Ken Severin posted this to the Cameca and JEOL listservers, but I thought it's also worth posting here in case someone missed it:

QuoteI was explaining to a class about setting up gas detectors and the difference between differential and integral modes.  The question came up as to why one would ever operate in intergral mode.  I didn't have a good answer (obviously setting up really tight parameters in differential mode can cause problems) - why not use differential mode with wide windows instead of integral mode?

Is this a holdover from earlier electronics?

My response was simply that running differential with a wide window is generally how I set my PHAs up, because frankly, I can't remember a case in which I needed to run in integral mode without a window setting...

Possibly for a very low energy line with a funky detector where the PHA peak is extra wide?
john
The only stupid question is the one not asked!

Philipp Poeml

Yes, that is what we do here as well, we usually use differential mode with a 4 V window. Unless we really try to filter something, where we place the peak in a small window.
Good question, I would be interested in an answer too.

Probeman

Quote from: Philipp Poeml on February 24, 2016, 11:57:52 PM
Yes, that is what we do here as well, we usually use differential mode with a 4 V window. Unless we really try to filter something, where we place the peak in a small window.
Good question, I would be interested in an answer too.

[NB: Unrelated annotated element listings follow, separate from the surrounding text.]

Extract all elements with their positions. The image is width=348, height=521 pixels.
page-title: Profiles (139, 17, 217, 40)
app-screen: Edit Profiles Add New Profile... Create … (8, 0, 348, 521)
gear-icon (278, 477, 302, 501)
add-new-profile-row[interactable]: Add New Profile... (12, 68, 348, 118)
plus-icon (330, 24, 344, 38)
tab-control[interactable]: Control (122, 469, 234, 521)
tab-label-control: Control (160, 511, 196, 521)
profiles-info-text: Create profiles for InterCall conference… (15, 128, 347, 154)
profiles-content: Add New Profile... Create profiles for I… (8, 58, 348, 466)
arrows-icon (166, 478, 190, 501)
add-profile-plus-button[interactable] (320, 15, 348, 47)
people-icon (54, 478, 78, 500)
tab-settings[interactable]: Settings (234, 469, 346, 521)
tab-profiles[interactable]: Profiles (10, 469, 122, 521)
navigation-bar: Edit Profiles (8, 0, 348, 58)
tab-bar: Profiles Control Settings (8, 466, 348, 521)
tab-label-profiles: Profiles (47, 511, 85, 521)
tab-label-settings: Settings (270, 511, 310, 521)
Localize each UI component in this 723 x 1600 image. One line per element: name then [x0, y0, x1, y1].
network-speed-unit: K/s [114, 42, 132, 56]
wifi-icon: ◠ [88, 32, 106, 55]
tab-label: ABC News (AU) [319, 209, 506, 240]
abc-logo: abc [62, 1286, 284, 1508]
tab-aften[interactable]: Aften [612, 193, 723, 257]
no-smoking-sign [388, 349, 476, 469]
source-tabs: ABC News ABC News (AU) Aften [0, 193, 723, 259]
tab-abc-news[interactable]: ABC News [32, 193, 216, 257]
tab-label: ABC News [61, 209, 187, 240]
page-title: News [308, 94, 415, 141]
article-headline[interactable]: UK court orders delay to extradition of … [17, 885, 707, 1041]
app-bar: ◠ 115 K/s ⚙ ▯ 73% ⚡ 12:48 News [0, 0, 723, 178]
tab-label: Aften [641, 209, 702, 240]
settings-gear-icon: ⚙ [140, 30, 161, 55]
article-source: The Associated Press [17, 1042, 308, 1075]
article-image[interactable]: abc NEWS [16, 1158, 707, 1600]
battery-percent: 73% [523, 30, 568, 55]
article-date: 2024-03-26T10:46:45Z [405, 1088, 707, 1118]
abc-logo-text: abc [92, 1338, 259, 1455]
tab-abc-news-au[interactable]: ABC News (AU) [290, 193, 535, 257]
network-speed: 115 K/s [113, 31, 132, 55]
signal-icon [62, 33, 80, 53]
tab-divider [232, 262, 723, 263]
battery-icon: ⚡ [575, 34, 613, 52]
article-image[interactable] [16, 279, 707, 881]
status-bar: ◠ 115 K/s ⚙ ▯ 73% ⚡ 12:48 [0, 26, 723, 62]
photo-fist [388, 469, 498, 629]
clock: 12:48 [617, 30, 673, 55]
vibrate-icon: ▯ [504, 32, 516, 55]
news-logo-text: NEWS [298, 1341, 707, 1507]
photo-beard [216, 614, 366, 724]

I've found that using a tight PHA window in an attempt to avoid a high order interference, usually produces more problems than it solves, due to gain shifting between standards and unknowns- unless the intensities are very similar of course.

It's better in my opinion to simply let "all" the photons in and use the quantitative interference correction in PFE to deal with them properly.
john
The only stupid question is the one not asked!